Haffdonga · 16/11/2022 17:43

Stick to your hard line and mean it. Our beloved family terrier died a couple of years ago and I miss her like hell but relish being dog free. Not only do I not miss the commitment, the restrictions and the rain sodden walks, but no more worrying that my house has that permanent old dog smell.
Another thing to bear in mind is your age. This potential newby (depending on his age now) could live until you're both into your seventies.

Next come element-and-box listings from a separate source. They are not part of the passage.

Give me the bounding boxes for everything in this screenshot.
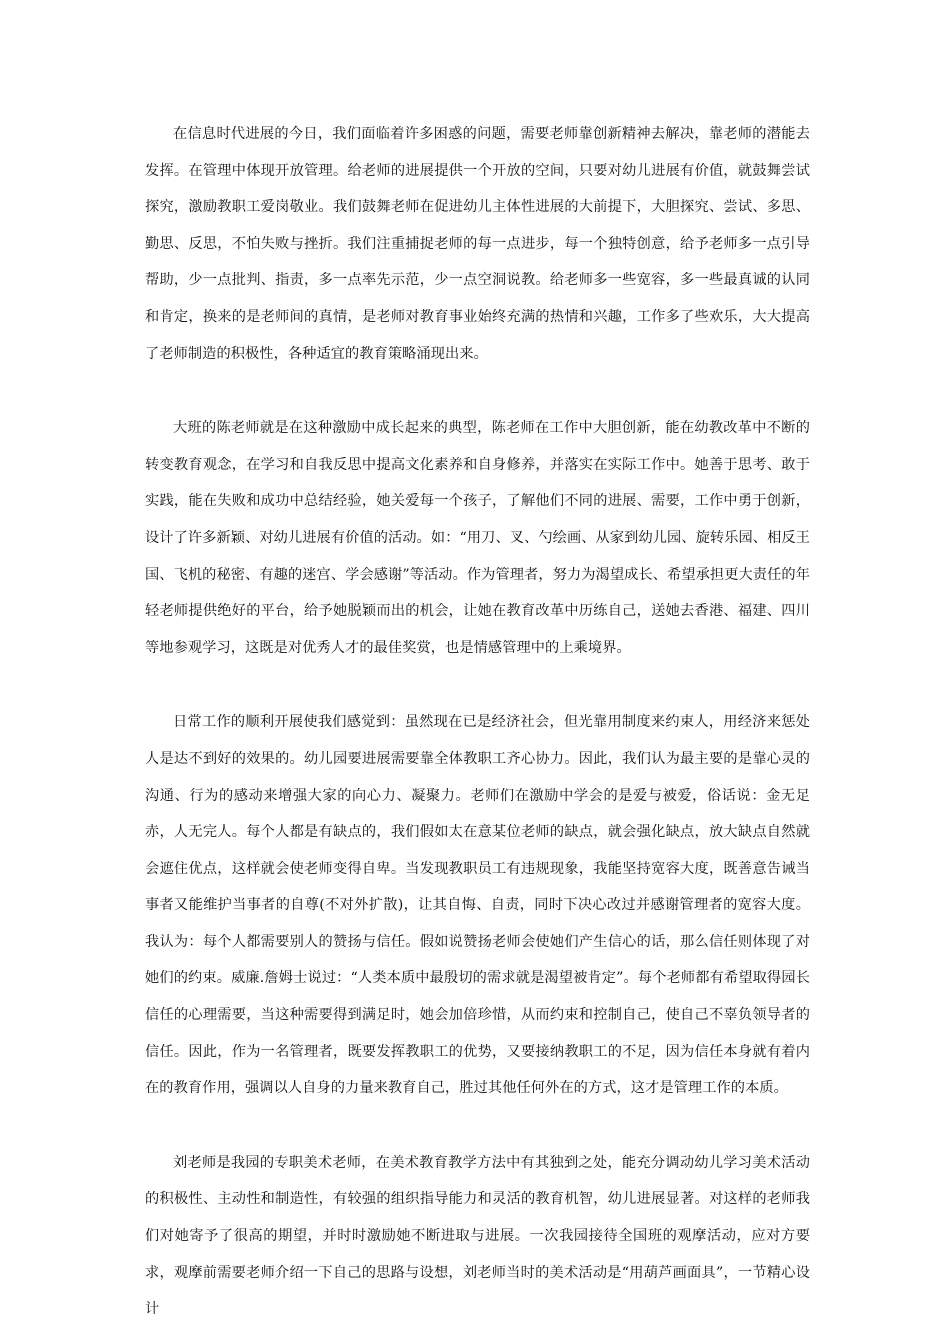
paragraph-trust-and-tolerance: 日常工作的顺利开展使我们感觉到：虽然现在已是经济社会，但光靠用制度来约束人，用经济来惩处人是达不到好的效果的。幼儿园要进展需要靠全体教职工齐心协力。因此，我们认为最主要的是靠心灵的沟通、行为的感动来增强大家的向心力、凝聚力。老师们在激励中学会的是爱与被爱，俗话说：金无足赤，人无完人。每个人都是有缺点的，我们假如太在意某位老师的缺点，就会强化缺点，放大缺点自然就会遮住优点，这样就会使老师变得自卑。当发现教职员工有违规现象，我能坚持宽容大度，既善意告诫当事者又能维护当事者的自尊(不对外扩散)，让其自悔、自责，同时下决心改过并感谢管理者的宽容大度。我认为：每个人都需要别人的赞扬与信任。假如说赞扬老师会使她们产生信心的话，那么信任则体现了对她们的约束。威廉.詹姆士说过：“人类本质中最殷切的需求就是渴望被肯定”。每个老师都有希望取得园长信任的心理需要，当这种需要得到满足时，她会加倍珍惜，从而约束和控制自己，使自己不辜负领导者的信任。因此，作为一名管理者，既要发挥教职工的优势，又要接纳教职工的不足，因为信任本身就有着内在的教育作用，强调以人自身的力量来教育自己，胜过其他任何外在的方式，这才是管理工作的本质。 (145, 714, 810, 1097)
paragraph-open-management: 在信息时代进展的今日，我们面临着许多困惑的问题，需要老师靠创新精神去解决，靠老师的潜能去发挥。在管理中体现开放管理。给老师的进展提供一个开放的空间，只要对幼儿进展有价值，就鼓舞尝试探究，激励教职工爱岗敬业。我们鼓舞老师在促进幼儿主体性进展的大前提下，大胆探究、尝试、多思、勤思、反思，不怕失败与挫折。我们注重捕捉老师的每一点进步，每一个独特创意，给予老师多一点引导帮助，少一点批判、指责，多一点率先示范，少一点空洞说教。给老师多一些宽容，多一些最真诚的认同和肯定，换来的是老师间的真情，是老师对教育事业始终充满的热情和兴趣，工作多了些欢乐，大大提高了老师制造的积极性，各种适宜的教育策略涌现出来。 (145, 126, 810, 362)
document-body (145, 116, 810, 1328)
paragraph-teacher-liu: 刘老师是我园的专职美术老师，在美术教育教学方法中有其独到之处，能充分调动幼儿学习美术活动的积极性、主动性和制造性，有较强的组织指导能力和灵活的教育机智，幼儿进展显著。对这样的老师我们对她寄予了很高的期望，并时时激励她不断进取与进展。一次我园接待全国班的观摩活动，应对方要求，观摩前需要老师介绍一下自己的思路与设想，刘老师当时的美术活动是“用葫芦画面具”，一节精心设计 (145, 1154, 810, 1318)
paragraph-teacher-chen: 大班的陈老师就是在这种激励中成长起来的典型，陈老师在工作中大胆创新，能在幼教改革中不断的转变教育观念，在学习和自我反思中提高文化素养和自身修养，并落实在实际工作中。她善于思考、敢于实践，能在失败和成功中总结经验，她关爱每一个孩子，了解他们不同的进展、需要，工作中勇于创新，设计了许多新颖、对幼儿进展有价值的活动。如：“用刀、叉、勺绘画、从家到幼儿园、旋转乐园、相反王国、飞机的秘密、有趣的迷宫、学会感谢”等活动。作为管理者，努力为渴望成长、希望承担更大责任的年轻老师提供绝好的平台，给予她脱颖而出的机会，让她在教育改革中历练自己，送她去香港、福建、四川等地参观学习，这既是对优秀人才的最佳奖赏，也是情感管理中的上乘境界。 (145, 420, 810, 656)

How sure is your dp that he'll be so keen on doing all the walks for more than a decade when you are off enjoying retirement on a dog- free tropical beach without him?

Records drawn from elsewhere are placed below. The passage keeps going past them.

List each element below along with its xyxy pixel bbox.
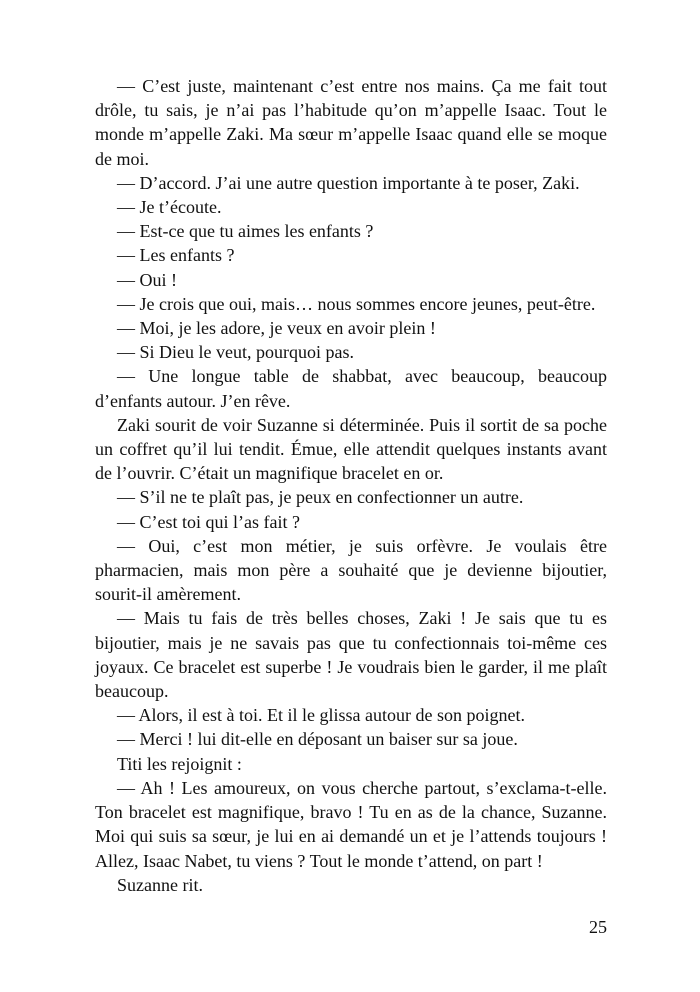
paragraph: Zaki sourit de voir Suzanne si déterminée. Puis il sortit de sa poche un coffret qu’il lui tendit. Émue, elle attendit quelques instants avant de l’ouvrir. C’était un magnifique bracelet en or. [95,414,607,484]
paragraph: — C’est juste, maintenant c’est entre nos mains. Ça me fait tout drôle, tu sais, je n’ai pas l’habitude qu’on m’appelle Isaac. Tout le monde m’appelle Zaki. Ma sœur m’appelle Isaac quand elle se moque de moi. [95,76,607,169]
paragraph: — Les enfants ? [117,245,235,266]
paragraph: — Une longue table de shabbat, avec beaucoup, beaucoup d’enfants autour. J’en rêve. [95,366,607,411]
paragraph: — Oui ! [117,269,177,290]
paragraph: — D’accord. J’ai une autre question importante à te poser, Zaki. [117,172,580,193]
page-number: 25 [589,917,607,937]
paragraph: — Je t’écoute. [117,197,222,218]
paragraph: Suzanne rit. [117,874,203,895]
body-text [95,74,607,897]
paragraph: — Merci ! lui dit-elle en déposant un baiser sur sa joue. [117,729,518,750]
paragraph: — Moi, je les adore, je veux en avoir plein ! [117,318,436,339]
paragraph: — Alors, il est à toi. Et il le glissa autour de son poignet. [117,705,525,726]
paragraph: — Si Dieu le veut, pourquoi pas. [117,342,354,363]
paragraph: — C’est toi qui l’as fait ? [117,511,300,532]
paragraph: — Oui, c’est mon métier, je suis orfèvre. Je voulais être pharmacien, mais mon père a souhaité que je devienne bijoutier, sourit-il amèrement. [95,535,607,605]
paragraph: — Est-ce que tu aimes les enfants ? [117,221,374,242]
paragraph: — Je crois que oui, mais… nous sommes encore jeunes, peut-être. [117,293,596,314]
paragraph: — S’il ne te plaît pas, je peux en confectionner un autre. [117,487,524,508]
paragraph: Titi les rejoignit : [117,753,242,774]
paragraph: — Ah ! Les amoureux, on vous cherche partout, s’exclama-t-elle. Ton bracelet est magnifique, bravo ! Tu en as de la chance, Suzanne. Moi qui suis sa sœur, je lui en ai demandé un et je l’attends toujours ! Allez, Isaac Nabet, tu viens ? Tout le monde t’attend, on part ! [95,777,607,871]
paragraph: — Mais tu fais de très belles choses, Zaki ! Je sais que tu es bijoutier, mais je ne savais pas que tu confectionnais toi-même ces joyaux. Ce bracelet est superbe ! Je voudrais bien le garder, il me plaît beaucoup. [95,608,607,702]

SkylightSkylight · 16/11/2022 17:46

JaneFondue · 15/11/2022 15:23

You are so not BU. But I can't believe a 22 yr old relationship is breaking up over a dog.

@nomorequinoa
@JaneFondue

its NOT over a dog.

it's over his lack of appreciation for all you did over the years, how YOU did all the care & missed out on things as YOU were responsible for the dog.

...and he's not listening to you & doesn't actually care what you want.

selfish, stupid git may not find his retirement much fun if he doesn't listen to you. He might also find it very difficult to do all these trips he has planned.

all these years taking you for granted might be about to bite him in the arse.

im sorry, it's painful to realise how fucking selfish & self centred they can be, when you realise you're not a Team, as you'd thought you were xx

nomorequinoa · 16/11/2022 17:48

I'm glad to hear that people like you exist. I've had so many bad experiences with apparently professional dog-sitters in the past: you'd think I was paranoid if I listed some of the things that have happened. I think the worst was the older woman, advertising as a professional, insured dog-sitter whom we booked to live in when we went to the US in 2014. She visited us prior to accepting the gig, encountered our slightly snappy older terrier and listened and nodded when we explained she wasn't good around children and needed to be kept away from them. She arrived early on the day we were due to depart with two young grandchildren whom apparently she had had to step in to look after at short notice. We flew out two days late.

Whoever thinks an old dog shouldn't walk 45 minutes each day clearly hasn't owned fit-as-fiddle terrier crosses. He did 11 miles a couple of weekends ago and still wanted two walks the next day.